I was recently going through Innovative’s web site and, out of curiosity, clicked on the small “Legal Notices” link at the bottom of their front page. It instructed me to “PLEASE READ THESE ‘TERMS OF USE’ CAREFULLY BEFORE USING THIS WEB SITE”. It occurred to me that, if they truly wanted all visitors to read the legal notices before using the site, they should probably either feature the link more prominently on the front page or force a redirect to make sure everyone has a chance to read it beforehand.
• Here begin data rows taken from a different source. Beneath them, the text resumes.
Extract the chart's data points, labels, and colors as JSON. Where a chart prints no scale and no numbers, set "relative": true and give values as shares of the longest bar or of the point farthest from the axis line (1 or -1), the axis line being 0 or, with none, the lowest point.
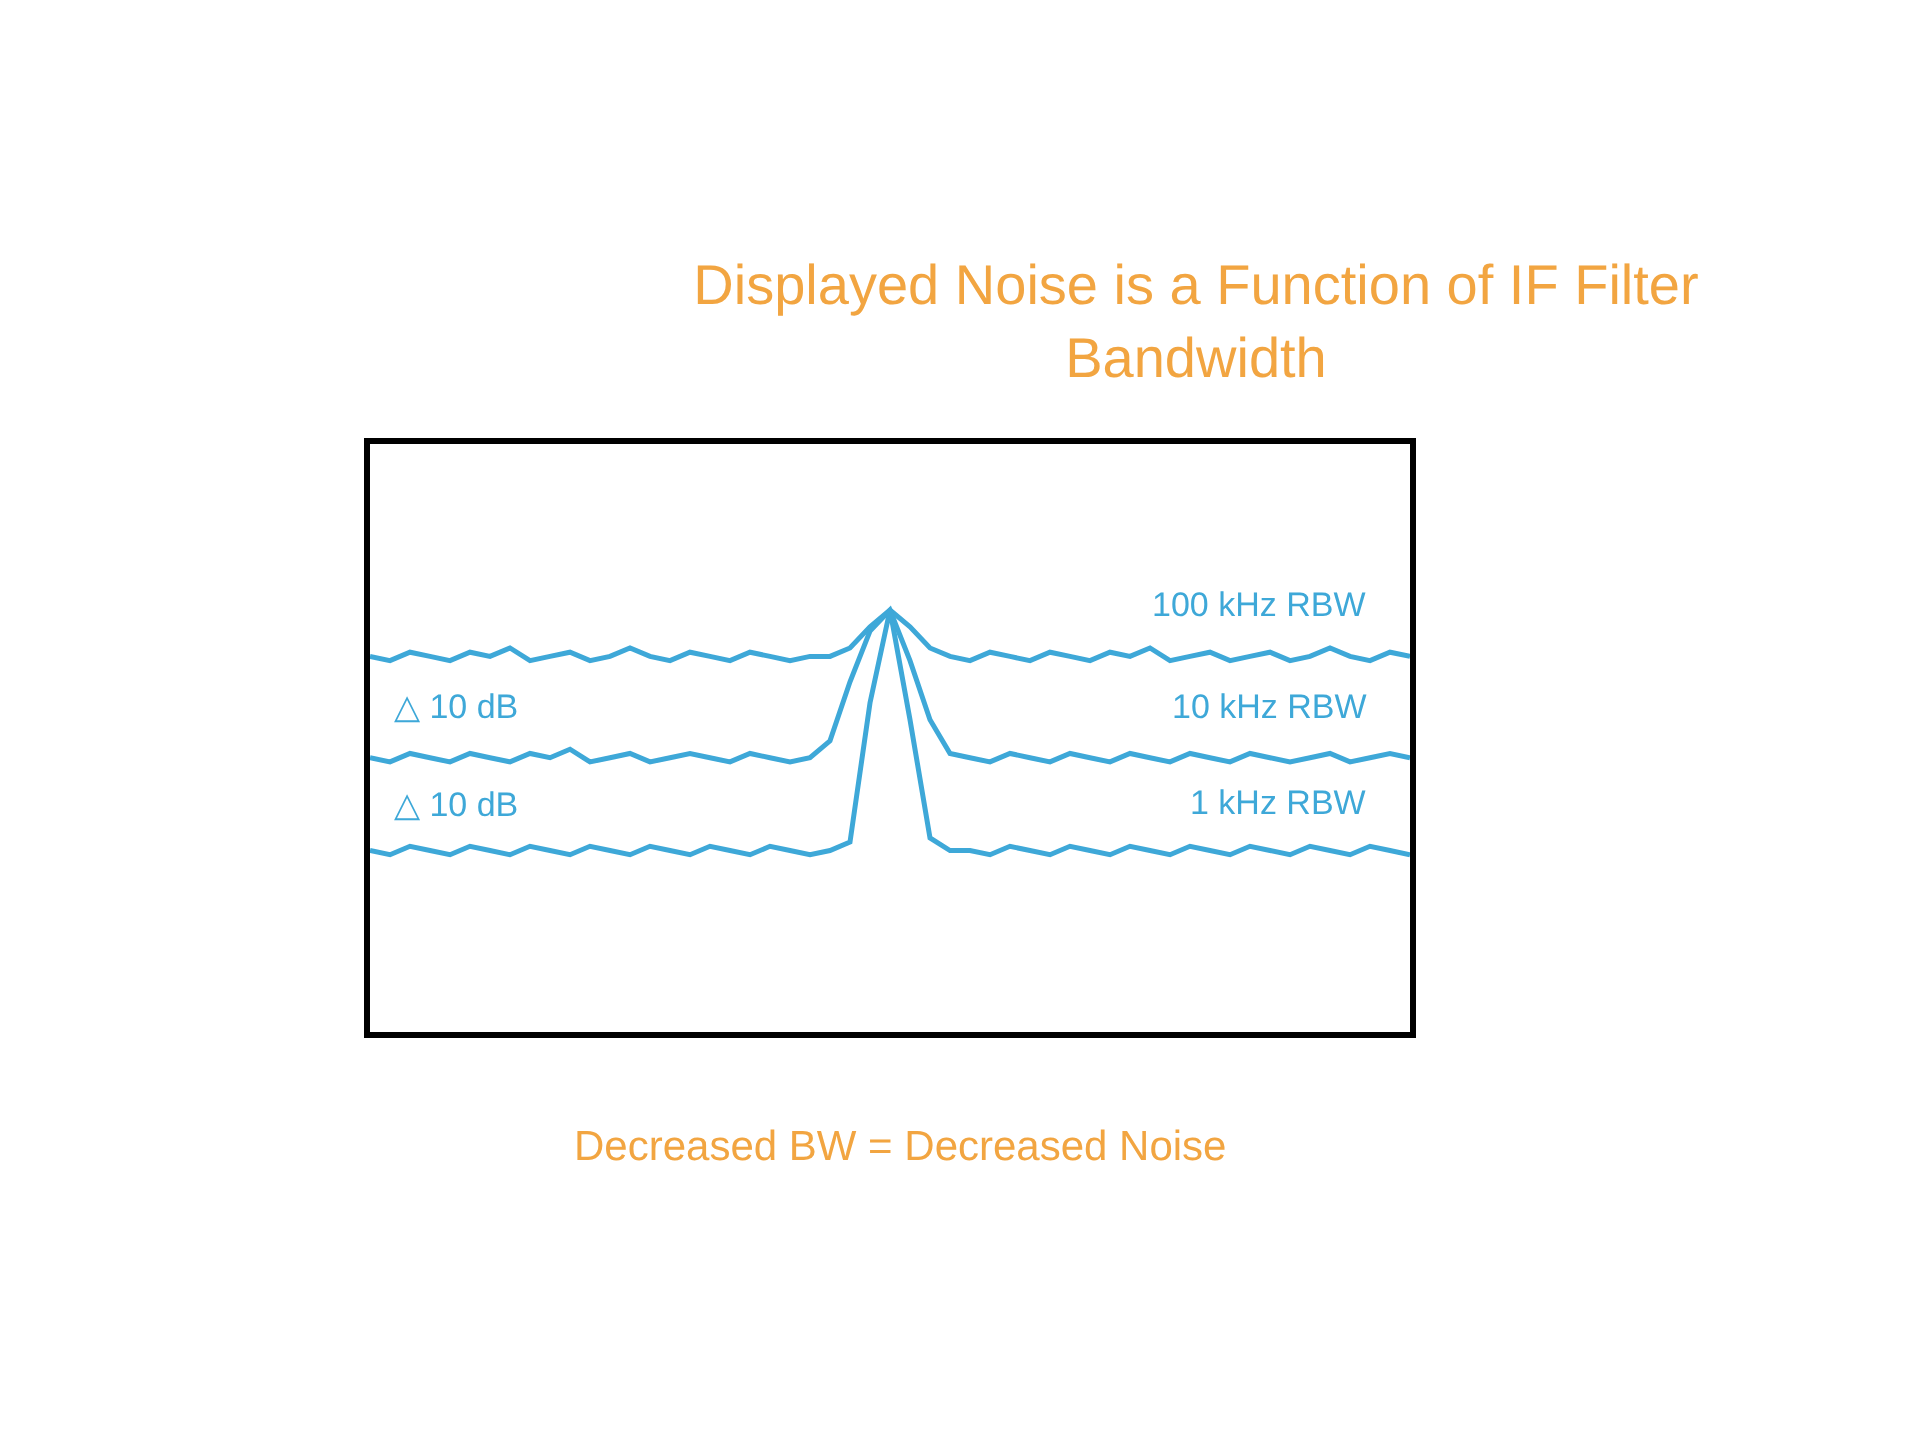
{
  "chart_data": {
    "type": "line",
    "relative": true,
    "title": "Displayed Noise is a Function of IF Filter Bandwidth",
    "categories": [
      null,
      null,
      null,
      null,
      null,
      null,
      null,
      null,
      null,
      null,
      null,
      null,
      null,
      null,
      null,
      null,
      null,
      null,
      null,
      null,
      null,
      null,
      null,
      null,
      null,
      null,
      null,
      null,
      null,
      null,
      null,
      null,
      null,
      null,
      null,
      null,
      null,
      null,
      null,
      null,
      null,
      null,
      null,
      null,
      null,
      null,
      null,
      null,
      null,
      null,
      null,
      null,
      null
    ],
    "series": [
      {
        "name": "100 kHz RBW",
        "color": "#3ea8d8",
        "values": [
          0.89,
          0.88,
          0.9,
          0.89,
          0.88,
          0.9,
          0.89,
          0.91,
          0.88,
          0.89,
          0.9,
          0.88,
          0.89,
          0.91,
          0.89,
          0.88,
          0.9,
          0.89,
          0.88,
          0.9,
          0.89,
          0.88,
          0.89,
          0.89,
          0.91,
          0.96,
          1.0,
          0.96,
          0.91,
          0.89,
          0.88,
          0.9,
          0.89,
          0.88,
          0.9,
          0.89,
          0.88,
          0.9,
          0.89,
          0.91,
          0.88,
          0.89,
          0.9,
          0.88,
          0.89,
          0.9,
          0.88,
          0.89,
          0.91,
          0.89,
          0.88,
          0.9,
          0.89
        ]
      },
      {
        "name": "10 kHz RBW",
        "color": "#3ea8d8",
        "values": [
          0.65,
          0.64,
          0.66,
          0.65,
          0.64,
          0.66,
          0.65,
          0.64,
          0.66,
          0.65,
          0.67,
          0.64,
          0.65,
          0.66,
          0.64,
          0.65,
          0.66,
          0.65,
          0.64,
          0.66,
          0.65,
          0.64,
          0.65,
          0.69,
          0.83,
          0.95,
          1.0,
          0.88,
          0.74,
          0.66,
          0.65,
          0.64,
          0.66,
          0.65,
          0.64,
          0.66,
          0.65,
          0.64,
          0.66,
          0.65,
          0.64,
          0.66,
          0.65,
          0.64,
          0.66,
          0.65,
          0.64,
          0.65,
          0.66,
          0.64,
          0.65,
          0.66,
          0.65
        ]
      },
      {
        "name": "1 kHz RBW",
        "color": "#3ea8d8",
        "values": [
          0.43,
          0.42,
          0.44,
          0.43,
          0.42,
          0.44,
          0.43,
          0.42,
          0.44,
          0.43,
          0.42,
          0.44,
          0.43,
          0.42,
          0.44,
          0.43,
          0.42,
          0.44,
          0.43,
          0.42,
          0.44,
          0.43,
          0.42,
          0.43,
          0.45,
          0.78,
          1.0,
          0.74,
          0.46,
          0.43,
          0.43,
          0.42,
          0.44,
          0.43,
          0.42,
          0.44,
          0.43,
          0.42,
          0.44,
          0.43,
          0.42,
          0.44,
          0.43,
          0.42,
          0.44,
          0.43,
          0.42,
          0.44,
          0.43,
          0.42,
          0.44,
          0.43,
          0.42
        ]
      }
    ],
    "annotations": [
      "△ 10 dB",
      "△ 10 dB",
      "Decreased BW = Decreased Noise"
    ],
    "legend": false,
    "marker": "none",
    "line_style": "solid"
  }
}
Most of us aren’t accustomed to reading EULAs for websites.

What got my attention was their “Links Policy”. Apparently, you are not allowed to link to III’s site unless you follow specific rules, including:

  • “(i) any link to the Web site must be a link clearly marked “Innovative Interfaces” OR “iii.com”;
  • “(iii) the link must “point” to the URL (www.iii.com) and not to other pages within the Web site”;
  • “(vi) Innovative Interfaces, Inc. reserves the right to revoke its consent to the link at any time and in its sole discretion.”

That means that if you want to point someone to a specific III product, such as Millenium or Encore, you are, according to III, not allowed to provide them with direct links. Evidently, Google doesn’t respect their policy either (of course, it might help if III provided a robots.txt file to help support their links policy).

It’s got a bit of a “Fight Club” ring to it: “The first rule of the Millenium web page is you don’t link to the Millenium web page. The second rule of the Millenium web pages is you don’t link to the Millenium web page.